Some compiler provide flags (such as /Os and /O1) optimize code for space. This is an easy way to reduce the size of a UEFI driver. Note: When optimization is turned on, each line of source code may not map to the same line when a debugger is active. This can make it more difficult to debug. TIP: Be careful when turning on compiler optimizations because C source that works fine with optimizations disabled may stop working with optimizations enabled. They usually stop working because of missing volatile declarations on variables and data structures that are shared between normal contexts and raised TPL contexts or DMA bus masters. TIP: When optimized for speed, the UEFI driver is small, and may execute faster. If there are any speed paths in a UEFI driver that cause problems if the UEFI driver executes faster, then these switches may expose those speed paths. These same speed paths also show up as faster processors are used, so it is good to find these speed paths early.
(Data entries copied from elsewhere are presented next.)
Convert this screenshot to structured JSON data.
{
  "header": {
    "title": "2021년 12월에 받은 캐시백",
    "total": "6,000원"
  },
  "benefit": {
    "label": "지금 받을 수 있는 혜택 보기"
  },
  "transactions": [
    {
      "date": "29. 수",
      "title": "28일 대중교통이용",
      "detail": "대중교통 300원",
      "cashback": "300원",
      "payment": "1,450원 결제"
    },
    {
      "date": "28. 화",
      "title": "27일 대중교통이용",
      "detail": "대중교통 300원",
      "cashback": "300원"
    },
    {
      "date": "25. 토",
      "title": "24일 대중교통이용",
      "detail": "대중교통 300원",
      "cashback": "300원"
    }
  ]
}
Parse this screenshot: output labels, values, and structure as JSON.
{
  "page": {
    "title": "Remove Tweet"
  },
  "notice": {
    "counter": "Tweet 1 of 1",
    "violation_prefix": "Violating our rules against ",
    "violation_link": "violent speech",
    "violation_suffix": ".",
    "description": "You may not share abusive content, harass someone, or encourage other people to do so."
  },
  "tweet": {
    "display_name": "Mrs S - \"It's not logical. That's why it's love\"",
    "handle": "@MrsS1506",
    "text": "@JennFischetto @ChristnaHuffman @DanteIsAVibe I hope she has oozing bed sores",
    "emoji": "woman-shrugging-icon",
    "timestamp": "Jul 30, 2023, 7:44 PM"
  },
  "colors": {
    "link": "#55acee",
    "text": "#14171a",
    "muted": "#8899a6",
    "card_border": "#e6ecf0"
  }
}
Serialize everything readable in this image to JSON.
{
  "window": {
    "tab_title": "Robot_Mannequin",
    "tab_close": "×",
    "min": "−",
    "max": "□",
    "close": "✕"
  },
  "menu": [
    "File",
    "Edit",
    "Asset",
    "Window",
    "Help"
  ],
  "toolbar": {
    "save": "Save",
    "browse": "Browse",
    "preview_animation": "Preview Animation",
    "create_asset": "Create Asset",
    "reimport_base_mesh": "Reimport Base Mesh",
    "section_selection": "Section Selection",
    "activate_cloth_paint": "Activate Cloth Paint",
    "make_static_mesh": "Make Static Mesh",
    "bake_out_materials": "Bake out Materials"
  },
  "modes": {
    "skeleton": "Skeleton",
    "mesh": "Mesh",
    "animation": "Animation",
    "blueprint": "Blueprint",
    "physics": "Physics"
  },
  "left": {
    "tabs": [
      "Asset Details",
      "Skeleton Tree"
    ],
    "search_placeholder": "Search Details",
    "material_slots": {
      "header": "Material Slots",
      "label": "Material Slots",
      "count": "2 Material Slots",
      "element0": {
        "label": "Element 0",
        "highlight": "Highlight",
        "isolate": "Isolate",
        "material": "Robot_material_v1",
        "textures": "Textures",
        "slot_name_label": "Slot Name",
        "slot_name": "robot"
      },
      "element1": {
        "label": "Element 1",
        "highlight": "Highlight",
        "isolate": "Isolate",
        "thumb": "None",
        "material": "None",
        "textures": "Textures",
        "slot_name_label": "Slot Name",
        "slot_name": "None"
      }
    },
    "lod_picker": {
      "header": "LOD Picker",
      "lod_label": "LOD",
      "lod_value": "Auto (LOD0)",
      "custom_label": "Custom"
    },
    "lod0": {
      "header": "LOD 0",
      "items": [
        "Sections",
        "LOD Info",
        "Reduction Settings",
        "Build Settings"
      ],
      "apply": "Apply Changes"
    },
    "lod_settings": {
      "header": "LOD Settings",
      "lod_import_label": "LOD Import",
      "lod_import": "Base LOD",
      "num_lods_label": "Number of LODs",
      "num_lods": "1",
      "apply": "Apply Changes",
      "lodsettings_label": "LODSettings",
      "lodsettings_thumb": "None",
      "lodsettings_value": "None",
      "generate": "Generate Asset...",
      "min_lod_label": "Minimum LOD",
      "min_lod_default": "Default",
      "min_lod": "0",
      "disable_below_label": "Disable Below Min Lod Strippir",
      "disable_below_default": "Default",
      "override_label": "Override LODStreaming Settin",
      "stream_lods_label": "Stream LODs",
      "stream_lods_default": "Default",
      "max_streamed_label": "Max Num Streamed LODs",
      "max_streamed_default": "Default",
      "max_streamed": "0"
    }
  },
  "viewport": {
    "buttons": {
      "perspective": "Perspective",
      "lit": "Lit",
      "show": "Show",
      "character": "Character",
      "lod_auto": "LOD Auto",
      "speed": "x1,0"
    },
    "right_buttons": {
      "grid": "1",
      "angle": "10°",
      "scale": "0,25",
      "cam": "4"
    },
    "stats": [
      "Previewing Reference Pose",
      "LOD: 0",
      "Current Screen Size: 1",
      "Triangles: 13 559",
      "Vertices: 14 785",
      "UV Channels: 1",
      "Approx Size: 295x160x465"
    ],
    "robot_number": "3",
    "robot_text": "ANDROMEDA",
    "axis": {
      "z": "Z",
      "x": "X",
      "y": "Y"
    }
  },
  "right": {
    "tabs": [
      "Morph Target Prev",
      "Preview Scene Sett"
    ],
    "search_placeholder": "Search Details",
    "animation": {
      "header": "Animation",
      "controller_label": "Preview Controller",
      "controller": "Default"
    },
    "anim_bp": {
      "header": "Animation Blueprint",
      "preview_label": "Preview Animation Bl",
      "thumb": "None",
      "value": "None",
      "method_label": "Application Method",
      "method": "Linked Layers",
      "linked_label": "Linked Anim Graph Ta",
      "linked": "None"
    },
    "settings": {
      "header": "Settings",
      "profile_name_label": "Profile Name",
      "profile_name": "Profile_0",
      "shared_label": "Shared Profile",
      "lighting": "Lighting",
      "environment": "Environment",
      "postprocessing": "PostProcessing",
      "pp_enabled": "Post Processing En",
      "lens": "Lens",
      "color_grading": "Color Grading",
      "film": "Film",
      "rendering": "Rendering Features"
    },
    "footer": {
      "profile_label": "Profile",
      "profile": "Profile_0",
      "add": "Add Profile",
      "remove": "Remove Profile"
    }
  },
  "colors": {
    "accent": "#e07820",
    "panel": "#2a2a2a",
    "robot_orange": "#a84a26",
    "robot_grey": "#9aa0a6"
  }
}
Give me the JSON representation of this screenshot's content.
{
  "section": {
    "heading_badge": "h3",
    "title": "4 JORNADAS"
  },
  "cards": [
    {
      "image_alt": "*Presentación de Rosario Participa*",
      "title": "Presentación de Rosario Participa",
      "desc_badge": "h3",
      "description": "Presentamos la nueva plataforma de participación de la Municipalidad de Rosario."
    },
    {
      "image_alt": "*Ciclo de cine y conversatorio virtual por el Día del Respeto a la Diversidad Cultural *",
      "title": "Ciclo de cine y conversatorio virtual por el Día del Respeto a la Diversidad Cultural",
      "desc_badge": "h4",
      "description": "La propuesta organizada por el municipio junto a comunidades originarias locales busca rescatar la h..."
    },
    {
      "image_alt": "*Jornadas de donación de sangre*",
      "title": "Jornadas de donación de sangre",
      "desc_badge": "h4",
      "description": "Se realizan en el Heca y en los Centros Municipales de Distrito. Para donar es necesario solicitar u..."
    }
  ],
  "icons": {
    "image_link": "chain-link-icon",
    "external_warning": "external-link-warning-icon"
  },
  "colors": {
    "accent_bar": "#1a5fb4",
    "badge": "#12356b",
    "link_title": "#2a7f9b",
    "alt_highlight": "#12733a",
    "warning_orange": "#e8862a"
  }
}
Linker flags that remove unused functions and variables
Some linkers provide flags (such as /OPT:REF) that remove unused functions and variables from the executable image, including functions and variables in the UEFI driver and the libraries against which the UEFI driver is being linked. The combination of using the UEFI driver library with this linker switch can significantly reduce the size of a UEFI driver executable. The EDK II enabled these types of flags by default.
EFI Compression
If a UEFI Driver is stored in a PCI option ROM, the UEFI compression algorithm can be used to further reduce the size of a UEFI driver. The build utility EfiRom has built-in support for compressing UEFI images. The PCI bus driver has built-in support for decompressing UEFI drivers stored in PCI option ROMs. The average compression ratio on IA32 is 2.3, and the average compression ratio on the IPF platform is 2.8 The EfiRom utility is described in Chapter 18 of this guide.
EFI Byte Code Images
If a UEFI driver is going to be stored in a PCI option ROM, and the PCI option ROM must support both IA32 and IPF platforms, or just IPF platforms, EFI Byte Code (EBC) executables should be considered. EBC executables are portable between IA32 and IPF platforms. This portability means that only a single UEFI driver image is required to support both IA32 and IPF platforms. Also, the EBC executables are significantly smaller than images for the IPF platform, so there are advantages to using this format for UEFI drivers that are targeted only at IPF platforms. In addition, using EFI Compression (see above) can reduce the EBC executables even further.